The rule is expected to lower the cost of hearings aids, furthering the Biden-Harris Administration’s goal of expanding access to high-quality health care and lowering health care costs for the American public. It is designed to assure the safety and effectiveness of OTC hearing aids, while fostering innovation and competition in the hearing aid technology marketplace.
Availability could come as soon as mid-October
Tuesday’s action follows President Biden’s Executive Order on Promoting Competition in the American Economy, which called for the FDA to take steps to allow hearing aids to be sold over the counter and set a swift 120-day deadline for action, which the FDA met. In 2017, Congress passed bipartisan legislation requiring the FDA to create a category of OTC hearing aids, but it was not fully implemented until now. Consumers could see OTC hearing aids available in traditional retail and drug stores as soon as mid-October when the rule takes effect.
“For millions of Americans, hearing aids and the doctor’s visit to get them prescribed are too expensive.
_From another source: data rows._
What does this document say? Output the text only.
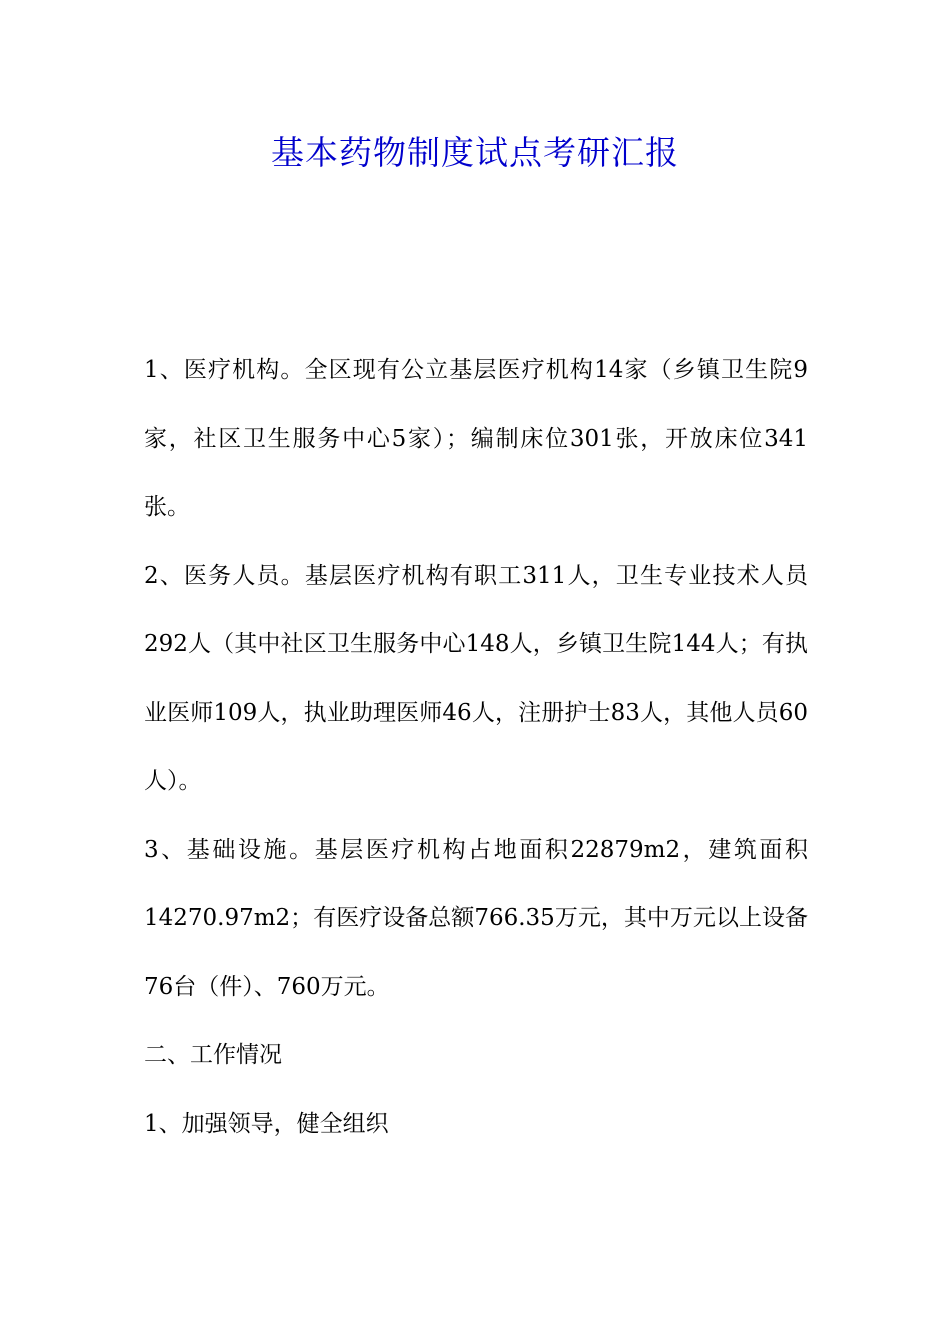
基本药物制度试点考研汇报

1、医疗机构。全区现有公立基层医疗机构14家（乡镇卫生院9家，社区卫生服务中心5家）；编制床位301张，开放床位341张。

2、医务人员。基层医疗机构有职工311人，卫生专业技术人员292人（其中社区卫生服务中心148人，乡镇卫生院144人；有执业医师109人，执业助理医师46人，注册护士83人，其他人员60人）。

3、基础设施。基层医疗机构占地面积22879m2，建筑面积14270.97m2；有医疗设备总额766.35万元，其中万元以上设备76台（件）、760万元。

二、工作情况

1、加强领导，健全组织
In the executive order I issued last year to increase competition in key industries and lower costs, I called on the FDA to finally make hearing aids available over the counter,” President Biden said in a statement issued Tuesday. “Today, the FDA is doing just that. As early as mid-October, Americans will be able to purchase more affordable hearing aids over the counter at pharmacies and stores across the country. This action makes good on my commitment to lower costs for American families, delivering nearly $3,000 in savings to American families for a pair of hearing aids and giving people more choices to improve their health and wellbeing. And, it’s the latest action we are taking to make our economy more competitive and less concentrated. When too few companies dominate, American consumers pay higher costs. We’re finally building an economy that works for working families.”
Close to 30 million people use heaing aids
Close to 30 million adults in the U.S. could benefit from hearing aid use. Individuals with permanent hearing impairment can use hearing aids to help make speech and sounds louder, improving the ability to communicate effectively with others. Many hearing aids can be expensive. The final rule aims to stimulate competition and facilitate the sale of safe and effective OTC hearing aids in traditional retail stores or online nationwide, providing consumers with perceived mild to moderate hearing loss with improved access to devices that meet their needs and are less expensive than current options.
“Hearing loss is a critical public health issue that affects the ability of millions of Americans to effectively communicate in their daily social interactions,” said FDA Commissioner Robert M. Califf, M.D. “Establishing this new regulatory category will allow people with perceived mild to moderate hearing loss to have convenient access to an array of safe, effective and affordable hearing aids from their neighborhood store or online.”
The OTC category established in this final rule applies to certain air-conduction hearing aids intended for people 18 years of age and older who have perceived mild to moderate hearing impairment. Hearing aids that do not meet the requirements for the OTC category (for example, because they are intended for severe hearing impairment or users younger than age 18) are prescription devices.
The FDA finalized the rule after receiving and reviewing more than 1,000 public comments on the proposed rule issued on Oct. 20, 2021. Comments submitted by consumers, professional associations, hearing aid manufacturers, public health organizations and advocacy groups, members of Congress, state agencies, and other stakeholders are summarized in the final rule, along with the FDA’s respective responses. In response to public comments and to assure the safety and effectiveness of OTC hearing aids, the final rule incorporates several changes from the proposed rule, including lowering the maximum sound output to reduce the risk to hearing from over-amplification of sound, revising the insertion depth limit in the ear canal, requiring that all OTC hearing aids have a user-adjustable volume control, and simplifying the phrasing throughout the required device labeling to ensure it is easily understood. The final rule also includes performance specifications and device design requirements specific to OTC hearing aids.